Training Loop

class mlip.training.training_loop.TrainingLoop(train_dataset: GraphDataset | PrefetchIterator | UnsqueezeGraphDatasetWrapper, validation_dataset: GraphDataset | PrefetchIterator | UnsqueezeGraphDatasetWrapper, force_field: ForceField, loss: Loss, optimizer: GradientTransformation, config: TrainingLoopConfig, io_handler: TrainingIOHandler | None = None, mesh: Mesh | None = None, should_parallelize: bool | None = None)

Training loop class.

It implements only the loop based on its inputs but does not construct any auxiliary objects within it. For example, the model, dataset, and optimizer must be passed to this function from the outside.

training_state

The training state.

__init__(train_dataset: GraphDataset | PrefetchIterator | UnsqueezeGraphDatasetWrapper, validation_dataset: GraphDataset | PrefetchIterator | UnsqueezeGraphDatasetWrapper, force_field: ForceField, loss: Loss, optimizer: GradientTransformation, config: TrainingLoopConfig, io_handler: TrainingIOHandler | None = None, mesh: Mesh | None = None, should_parallelize: bool | None = None) None

Constructor.

Parameters:
  • train_dataset – The training dataset (GraphDataset or PrefetchIterator).

  • validation_dataset – The validation dataset (GraphDataset or PrefetchIterator).

  • force_field – The force field model holding at least the initial parameters and a dataset info object.

  • loss – The loss, which it is derived from the Loss base class.

  • optimizer – The optimizer (based on optax).

  • config – The training loop pydantic config.

  • io_handler – The IO handler which handles checkpointing and (specialized) logging. This is an optional argument. The default is None, which means that a default IO handler will be set up which does not include checkpointing but some very basic metrics logging.

  • mesh – The device mesh to use for training and evaluation.

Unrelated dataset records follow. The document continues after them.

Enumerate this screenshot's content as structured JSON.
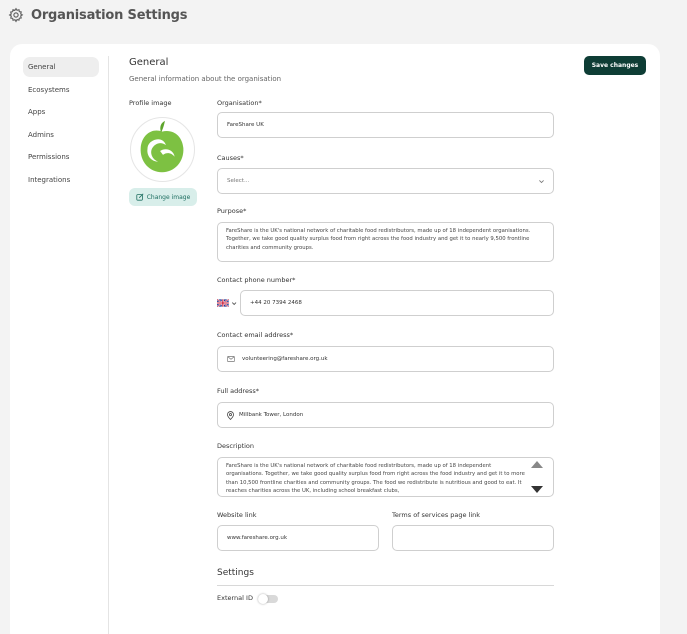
{
  "page": {
    "title": "Organisation Settings",
    "icon": "gear-icon"
  },
  "sidebar": {
    "items": [
      {
        "label": "General",
        "active": true
      },
      {
        "label": "Ecosystems"
      },
      {
        "label": "Apps"
      },
      {
        "label": "Admins"
      },
      {
        "label": "Permissions"
      },
      {
        "label": "Integrations"
      }
    ]
  },
  "section": {
    "title": "General",
    "subtitle": "General information about the organisation"
  },
  "actions": {
    "save_label": "Save changes"
  },
  "profile": {
    "label": "Profile image",
    "change_label": "Change image"
  },
  "form": {
    "organisation": {
      "label": "Organisation*",
      "value": "FareShare UK"
    },
    "causes": {
      "label": "Causes*",
      "placeholder": "Select..."
    },
    "purpose": {
      "label": "Purpose*",
      "value": "FareShare is the UK's national network of charitable food redistributors, made up of 18 independent organisations. Together, we take good quality surplus food from right across the food industry and get it to nearly 9,500 frontline charities and community groups."
    },
    "phone": {
      "label": "Contact phone number*",
      "value": "+44 20 7394 2468",
      "country": "UK"
    },
    "email": {
      "label": "Contact email address*",
      "value": "volunteering@fareshare.org.uk"
    },
    "address": {
      "label": "Full address*",
      "value": "Millbank Tower, London"
    },
    "description": {
      "label": "Description",
      "value": "FareShare is the UK's national network of charitable food redistributors, made up of 18 independent organisations. Together, we take good quality surplus food from right across the food industry and get it to more than 10,500 frontline charities and community groups. The food we redistribute is nutritious and good to eat. It reaches charities across the UK, including school breakfast clubs,"
    },
    "website": {
      "label": "Website link",
      "value": "www.fareshare.org.uk"
    },
    "terms": {
      "label": "Terms of services page link",
      "value": ""
    }
  },
  "settings": {
    "title": "Settings",
    "external_id_label": "External ID",
    "external_id_enabled": false
  },
  "colors": {
    "accent": "#0e3d35",
    "accent_light": "#d8eeea",
    "logo_green": "#7dc142"
  }
}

If not provided, a device mesh will be created automatically based on the available devices.

  • should_parallelize – Deprecated. Use mesh instead. This parameter is ignored; SPMD sharding is always enabled via the device mesh.

run() None

Runs the training loop.

The final training state can be accessed via its member variable.

test(test_dataset: GraphDataset | PrefetchIterator | UnsqueezeGraphDatasetWrapper) None

Run the evaluation on the test dataset with the best parameters seen so far.

Parameters:

test_dataset – The test dataset (GraphDataset or PrefetchIterator).